Avalpoondurai is a panchayat town in Modakurichi taluk of Erode district in the Indian state of Tamil Nadu. It is located in the north-western part of the state. Spread across an area of 26.26 km2, it had a population of 11,789 individuals as per the 2011 census.

== Geography and administration ==
Avalpoondurai is located in Modakurichi taluk, Erode division of Erode district in the Indian state of Tamil Nadu. Spread across an area of 7.44 km2, it is one of the 42 panchayat towns in the district. It is located in the north-western part of the state towards the southern end of the Indian peninsula.
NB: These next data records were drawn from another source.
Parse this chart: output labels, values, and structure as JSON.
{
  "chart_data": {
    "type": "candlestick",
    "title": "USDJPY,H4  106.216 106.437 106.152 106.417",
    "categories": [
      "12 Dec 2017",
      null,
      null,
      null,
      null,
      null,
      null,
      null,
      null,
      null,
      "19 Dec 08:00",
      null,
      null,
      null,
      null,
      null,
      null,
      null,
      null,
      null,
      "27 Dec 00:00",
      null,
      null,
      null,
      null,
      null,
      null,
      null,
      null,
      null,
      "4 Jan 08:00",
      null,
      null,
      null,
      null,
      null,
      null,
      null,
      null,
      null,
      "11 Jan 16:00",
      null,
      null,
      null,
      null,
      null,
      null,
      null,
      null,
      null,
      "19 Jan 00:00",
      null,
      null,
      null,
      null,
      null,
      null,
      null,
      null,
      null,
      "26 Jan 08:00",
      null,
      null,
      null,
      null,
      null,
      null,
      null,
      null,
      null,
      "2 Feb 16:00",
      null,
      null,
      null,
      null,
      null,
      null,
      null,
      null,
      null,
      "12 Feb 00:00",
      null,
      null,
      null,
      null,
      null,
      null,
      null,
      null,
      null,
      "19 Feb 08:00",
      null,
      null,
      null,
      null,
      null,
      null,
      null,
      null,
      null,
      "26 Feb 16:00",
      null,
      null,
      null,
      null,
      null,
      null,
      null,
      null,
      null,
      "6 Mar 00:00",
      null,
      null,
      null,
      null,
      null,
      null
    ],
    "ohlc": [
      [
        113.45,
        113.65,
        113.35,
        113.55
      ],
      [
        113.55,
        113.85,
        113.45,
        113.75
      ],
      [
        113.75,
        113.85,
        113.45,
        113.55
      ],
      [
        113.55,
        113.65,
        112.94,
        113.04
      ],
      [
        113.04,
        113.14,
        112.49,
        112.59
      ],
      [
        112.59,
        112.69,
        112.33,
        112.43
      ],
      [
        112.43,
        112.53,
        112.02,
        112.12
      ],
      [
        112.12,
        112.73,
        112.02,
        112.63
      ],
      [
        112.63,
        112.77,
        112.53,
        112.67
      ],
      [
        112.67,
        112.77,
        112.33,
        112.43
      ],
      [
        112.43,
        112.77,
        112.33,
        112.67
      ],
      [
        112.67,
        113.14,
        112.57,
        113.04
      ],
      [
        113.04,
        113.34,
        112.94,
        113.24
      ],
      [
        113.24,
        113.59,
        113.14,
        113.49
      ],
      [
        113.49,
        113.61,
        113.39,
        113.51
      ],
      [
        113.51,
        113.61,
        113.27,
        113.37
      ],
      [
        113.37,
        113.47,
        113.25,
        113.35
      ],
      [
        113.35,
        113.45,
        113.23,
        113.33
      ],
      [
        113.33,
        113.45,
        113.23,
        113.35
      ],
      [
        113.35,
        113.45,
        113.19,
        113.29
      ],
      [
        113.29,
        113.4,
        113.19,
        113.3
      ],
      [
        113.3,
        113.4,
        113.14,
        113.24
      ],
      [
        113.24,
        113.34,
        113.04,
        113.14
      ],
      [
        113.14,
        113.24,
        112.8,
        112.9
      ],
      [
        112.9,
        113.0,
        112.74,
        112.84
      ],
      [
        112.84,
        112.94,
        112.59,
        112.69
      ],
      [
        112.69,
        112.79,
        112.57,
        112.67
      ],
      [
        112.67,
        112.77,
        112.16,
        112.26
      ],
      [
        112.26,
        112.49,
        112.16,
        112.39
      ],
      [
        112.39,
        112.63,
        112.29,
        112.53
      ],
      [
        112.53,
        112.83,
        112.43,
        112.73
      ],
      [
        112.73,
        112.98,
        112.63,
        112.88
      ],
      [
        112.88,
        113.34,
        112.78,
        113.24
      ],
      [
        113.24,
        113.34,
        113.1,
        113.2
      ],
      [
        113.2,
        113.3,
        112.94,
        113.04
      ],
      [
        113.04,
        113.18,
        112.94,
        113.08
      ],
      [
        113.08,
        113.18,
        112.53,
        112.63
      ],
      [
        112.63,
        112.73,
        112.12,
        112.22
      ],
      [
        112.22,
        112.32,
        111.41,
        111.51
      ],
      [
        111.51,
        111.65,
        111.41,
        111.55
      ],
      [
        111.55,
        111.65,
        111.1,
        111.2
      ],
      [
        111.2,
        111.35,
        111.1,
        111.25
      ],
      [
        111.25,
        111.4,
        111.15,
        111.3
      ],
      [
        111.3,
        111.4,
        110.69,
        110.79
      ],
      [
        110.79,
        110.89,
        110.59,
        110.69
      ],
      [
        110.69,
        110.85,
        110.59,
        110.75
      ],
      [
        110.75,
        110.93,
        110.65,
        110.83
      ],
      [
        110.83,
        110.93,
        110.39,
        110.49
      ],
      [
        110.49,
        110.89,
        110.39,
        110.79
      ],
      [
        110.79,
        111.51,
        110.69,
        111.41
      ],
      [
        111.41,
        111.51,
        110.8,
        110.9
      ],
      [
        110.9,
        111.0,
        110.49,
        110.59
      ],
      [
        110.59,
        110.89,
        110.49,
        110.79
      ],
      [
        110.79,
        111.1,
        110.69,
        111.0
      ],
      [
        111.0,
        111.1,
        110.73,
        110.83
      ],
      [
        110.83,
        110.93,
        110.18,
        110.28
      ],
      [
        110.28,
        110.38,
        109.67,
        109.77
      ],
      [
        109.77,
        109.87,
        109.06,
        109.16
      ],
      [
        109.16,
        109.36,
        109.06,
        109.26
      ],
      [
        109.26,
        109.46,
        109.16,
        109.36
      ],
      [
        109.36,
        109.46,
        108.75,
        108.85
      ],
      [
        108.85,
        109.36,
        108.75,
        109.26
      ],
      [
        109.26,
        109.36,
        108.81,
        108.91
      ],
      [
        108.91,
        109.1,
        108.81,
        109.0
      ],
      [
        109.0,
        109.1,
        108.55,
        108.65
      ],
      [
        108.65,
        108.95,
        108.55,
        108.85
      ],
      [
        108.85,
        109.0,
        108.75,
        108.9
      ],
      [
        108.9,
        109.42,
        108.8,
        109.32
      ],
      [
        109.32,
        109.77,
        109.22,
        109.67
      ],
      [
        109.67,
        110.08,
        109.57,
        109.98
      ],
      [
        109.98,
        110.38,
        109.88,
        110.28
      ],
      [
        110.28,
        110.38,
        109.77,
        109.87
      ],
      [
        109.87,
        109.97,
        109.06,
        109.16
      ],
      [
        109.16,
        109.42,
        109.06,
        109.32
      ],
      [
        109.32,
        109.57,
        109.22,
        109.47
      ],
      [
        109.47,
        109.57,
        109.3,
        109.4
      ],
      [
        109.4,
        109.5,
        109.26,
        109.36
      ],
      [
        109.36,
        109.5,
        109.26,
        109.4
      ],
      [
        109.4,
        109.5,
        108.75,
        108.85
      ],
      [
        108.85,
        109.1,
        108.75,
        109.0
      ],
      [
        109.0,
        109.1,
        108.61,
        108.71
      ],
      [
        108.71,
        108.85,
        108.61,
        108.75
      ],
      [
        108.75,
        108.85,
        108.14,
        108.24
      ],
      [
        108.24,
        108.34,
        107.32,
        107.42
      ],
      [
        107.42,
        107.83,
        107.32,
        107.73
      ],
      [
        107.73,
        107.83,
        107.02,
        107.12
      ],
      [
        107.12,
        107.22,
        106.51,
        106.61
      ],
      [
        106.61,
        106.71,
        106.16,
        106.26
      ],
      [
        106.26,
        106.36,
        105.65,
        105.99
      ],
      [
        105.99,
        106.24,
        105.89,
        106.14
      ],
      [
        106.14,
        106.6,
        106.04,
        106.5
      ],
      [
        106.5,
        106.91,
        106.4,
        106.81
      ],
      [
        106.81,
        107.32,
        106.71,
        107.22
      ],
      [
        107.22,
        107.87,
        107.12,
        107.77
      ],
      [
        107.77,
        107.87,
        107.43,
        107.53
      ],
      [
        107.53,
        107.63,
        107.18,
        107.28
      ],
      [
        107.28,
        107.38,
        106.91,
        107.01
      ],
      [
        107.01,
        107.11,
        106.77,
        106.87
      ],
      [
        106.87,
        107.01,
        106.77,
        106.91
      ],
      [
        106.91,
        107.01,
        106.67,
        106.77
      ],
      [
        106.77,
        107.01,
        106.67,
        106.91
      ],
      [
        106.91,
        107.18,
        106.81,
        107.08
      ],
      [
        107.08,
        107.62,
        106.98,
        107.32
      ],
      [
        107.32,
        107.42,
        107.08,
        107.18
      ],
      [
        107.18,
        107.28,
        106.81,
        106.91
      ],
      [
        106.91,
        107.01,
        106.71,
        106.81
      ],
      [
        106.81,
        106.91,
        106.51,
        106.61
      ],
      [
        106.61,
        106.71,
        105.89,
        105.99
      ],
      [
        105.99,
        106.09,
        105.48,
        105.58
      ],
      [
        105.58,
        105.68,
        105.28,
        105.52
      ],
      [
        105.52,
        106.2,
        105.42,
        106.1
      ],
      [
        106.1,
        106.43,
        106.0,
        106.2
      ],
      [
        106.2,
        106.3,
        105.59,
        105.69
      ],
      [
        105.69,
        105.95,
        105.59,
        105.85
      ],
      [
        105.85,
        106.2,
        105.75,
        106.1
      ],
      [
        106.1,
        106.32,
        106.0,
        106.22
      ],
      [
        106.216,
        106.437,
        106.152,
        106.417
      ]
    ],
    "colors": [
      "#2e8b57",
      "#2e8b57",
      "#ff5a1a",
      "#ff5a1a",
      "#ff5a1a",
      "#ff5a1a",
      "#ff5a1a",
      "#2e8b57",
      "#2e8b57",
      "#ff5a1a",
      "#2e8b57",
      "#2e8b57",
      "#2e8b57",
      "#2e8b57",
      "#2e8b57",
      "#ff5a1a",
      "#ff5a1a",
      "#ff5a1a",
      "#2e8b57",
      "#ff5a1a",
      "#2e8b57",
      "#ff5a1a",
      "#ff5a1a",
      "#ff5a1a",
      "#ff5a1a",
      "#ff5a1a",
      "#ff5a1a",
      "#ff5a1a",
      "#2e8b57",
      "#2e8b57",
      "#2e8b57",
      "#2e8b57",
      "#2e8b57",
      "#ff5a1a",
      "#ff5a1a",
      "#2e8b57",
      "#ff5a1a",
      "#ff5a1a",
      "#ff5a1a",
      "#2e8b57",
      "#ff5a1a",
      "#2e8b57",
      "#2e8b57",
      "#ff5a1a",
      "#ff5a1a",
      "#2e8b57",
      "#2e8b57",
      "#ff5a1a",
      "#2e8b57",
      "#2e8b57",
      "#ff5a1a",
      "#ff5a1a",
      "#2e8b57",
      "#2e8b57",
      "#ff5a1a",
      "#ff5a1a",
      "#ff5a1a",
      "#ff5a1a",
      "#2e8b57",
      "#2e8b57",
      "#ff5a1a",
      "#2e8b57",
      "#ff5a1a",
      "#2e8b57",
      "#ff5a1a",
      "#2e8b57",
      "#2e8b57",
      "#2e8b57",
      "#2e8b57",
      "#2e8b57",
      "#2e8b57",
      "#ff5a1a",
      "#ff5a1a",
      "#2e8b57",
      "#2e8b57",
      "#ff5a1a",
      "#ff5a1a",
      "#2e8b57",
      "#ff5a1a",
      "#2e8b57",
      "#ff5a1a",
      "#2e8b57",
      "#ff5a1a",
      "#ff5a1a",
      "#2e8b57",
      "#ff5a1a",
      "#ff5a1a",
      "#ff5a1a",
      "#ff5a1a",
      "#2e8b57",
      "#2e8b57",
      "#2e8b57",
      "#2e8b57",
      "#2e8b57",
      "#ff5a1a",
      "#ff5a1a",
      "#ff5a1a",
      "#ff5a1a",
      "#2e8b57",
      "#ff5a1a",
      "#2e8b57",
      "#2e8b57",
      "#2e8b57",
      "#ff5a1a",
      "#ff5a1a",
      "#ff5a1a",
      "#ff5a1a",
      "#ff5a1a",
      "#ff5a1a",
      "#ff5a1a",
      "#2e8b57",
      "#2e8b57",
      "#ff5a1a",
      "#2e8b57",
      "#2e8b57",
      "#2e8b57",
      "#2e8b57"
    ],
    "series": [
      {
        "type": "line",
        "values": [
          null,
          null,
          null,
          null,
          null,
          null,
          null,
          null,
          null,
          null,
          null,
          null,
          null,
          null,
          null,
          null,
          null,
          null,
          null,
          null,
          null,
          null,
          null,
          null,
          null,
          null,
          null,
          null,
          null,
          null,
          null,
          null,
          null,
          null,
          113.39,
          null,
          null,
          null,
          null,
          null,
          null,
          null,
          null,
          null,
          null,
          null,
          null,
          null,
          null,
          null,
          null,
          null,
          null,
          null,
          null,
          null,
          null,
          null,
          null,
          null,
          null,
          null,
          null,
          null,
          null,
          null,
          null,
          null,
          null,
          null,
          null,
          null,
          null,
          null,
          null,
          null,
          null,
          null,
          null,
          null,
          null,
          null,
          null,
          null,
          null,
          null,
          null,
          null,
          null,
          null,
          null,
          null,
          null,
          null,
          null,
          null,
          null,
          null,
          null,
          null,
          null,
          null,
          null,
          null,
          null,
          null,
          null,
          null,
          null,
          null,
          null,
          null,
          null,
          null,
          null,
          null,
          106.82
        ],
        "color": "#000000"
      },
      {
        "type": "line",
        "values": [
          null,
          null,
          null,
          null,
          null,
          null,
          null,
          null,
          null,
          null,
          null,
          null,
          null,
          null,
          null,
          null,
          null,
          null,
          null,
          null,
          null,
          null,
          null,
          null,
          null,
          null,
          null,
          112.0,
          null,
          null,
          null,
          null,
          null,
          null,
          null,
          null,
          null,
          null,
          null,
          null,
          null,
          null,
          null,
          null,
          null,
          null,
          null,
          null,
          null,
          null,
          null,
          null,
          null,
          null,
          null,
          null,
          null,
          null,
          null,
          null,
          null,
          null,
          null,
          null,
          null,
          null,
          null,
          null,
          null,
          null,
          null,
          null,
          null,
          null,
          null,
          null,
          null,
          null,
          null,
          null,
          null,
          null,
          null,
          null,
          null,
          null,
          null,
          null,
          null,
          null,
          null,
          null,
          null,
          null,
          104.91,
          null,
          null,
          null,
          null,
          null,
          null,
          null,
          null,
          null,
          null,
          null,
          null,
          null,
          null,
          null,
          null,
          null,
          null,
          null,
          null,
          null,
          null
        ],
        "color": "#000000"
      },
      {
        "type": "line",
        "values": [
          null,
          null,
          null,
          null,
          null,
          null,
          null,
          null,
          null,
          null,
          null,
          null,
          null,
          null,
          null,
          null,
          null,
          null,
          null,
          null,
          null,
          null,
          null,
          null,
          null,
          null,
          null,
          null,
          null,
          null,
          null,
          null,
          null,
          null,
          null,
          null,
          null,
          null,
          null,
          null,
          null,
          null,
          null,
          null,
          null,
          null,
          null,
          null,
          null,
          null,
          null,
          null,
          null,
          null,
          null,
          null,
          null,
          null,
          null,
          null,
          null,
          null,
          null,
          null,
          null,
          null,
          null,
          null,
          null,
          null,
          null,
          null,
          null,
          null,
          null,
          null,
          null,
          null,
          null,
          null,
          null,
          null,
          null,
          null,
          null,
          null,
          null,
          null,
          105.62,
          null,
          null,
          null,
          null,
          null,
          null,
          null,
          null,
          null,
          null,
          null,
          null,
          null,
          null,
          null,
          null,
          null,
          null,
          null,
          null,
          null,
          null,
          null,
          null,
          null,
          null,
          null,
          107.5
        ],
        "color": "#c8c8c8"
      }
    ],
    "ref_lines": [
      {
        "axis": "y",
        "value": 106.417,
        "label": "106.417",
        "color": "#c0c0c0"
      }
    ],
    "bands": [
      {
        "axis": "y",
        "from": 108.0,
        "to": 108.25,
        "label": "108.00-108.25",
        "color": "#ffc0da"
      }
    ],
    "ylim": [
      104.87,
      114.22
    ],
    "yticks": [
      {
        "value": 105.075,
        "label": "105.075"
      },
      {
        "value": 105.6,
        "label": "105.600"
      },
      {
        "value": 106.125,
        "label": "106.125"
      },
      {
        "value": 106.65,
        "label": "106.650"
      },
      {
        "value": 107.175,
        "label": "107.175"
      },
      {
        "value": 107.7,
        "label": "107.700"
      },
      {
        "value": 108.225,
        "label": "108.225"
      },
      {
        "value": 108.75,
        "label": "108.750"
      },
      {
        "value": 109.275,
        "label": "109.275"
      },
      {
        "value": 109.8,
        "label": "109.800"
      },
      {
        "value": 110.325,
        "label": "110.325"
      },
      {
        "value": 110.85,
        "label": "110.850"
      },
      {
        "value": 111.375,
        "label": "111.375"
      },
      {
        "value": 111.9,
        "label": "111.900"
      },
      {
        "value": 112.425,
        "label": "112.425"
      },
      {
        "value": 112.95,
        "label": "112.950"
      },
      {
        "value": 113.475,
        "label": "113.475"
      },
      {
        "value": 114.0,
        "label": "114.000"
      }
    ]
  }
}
The town panchayat is headed by a chairperson, who is elected by the members, who are chosen through direct elections. The town forms part of the Modakkurichi Assembly constituency that elects its member to the Tamil Nadu legislative assembly and the Erode Lok Sabha constituency that elects its member to the Parliament of India.

==Demographics==
As per the 2011 census, Avalpoondurai had a population of 11,789 individuals. The population saw a marginal increase compared to the previous census in 2001 when 11,243 inhabitants were registered. The population consisted of 5,813 males and 5,976 females. The entire population is classified as urban. The town has an average literacy rate of 73.5%. About 17% of the population belonged to scheduled castes.

About 52.3% of the eligible population was employed. Hinduism was the majority religion which was followed by 95.6% of the population, with Christianity (3.9%) and Islam (0.4%) being minor religions. The Pushpavanesvarar Temple dedicated to Shiva is a major Hindu shaivite temple located in the region.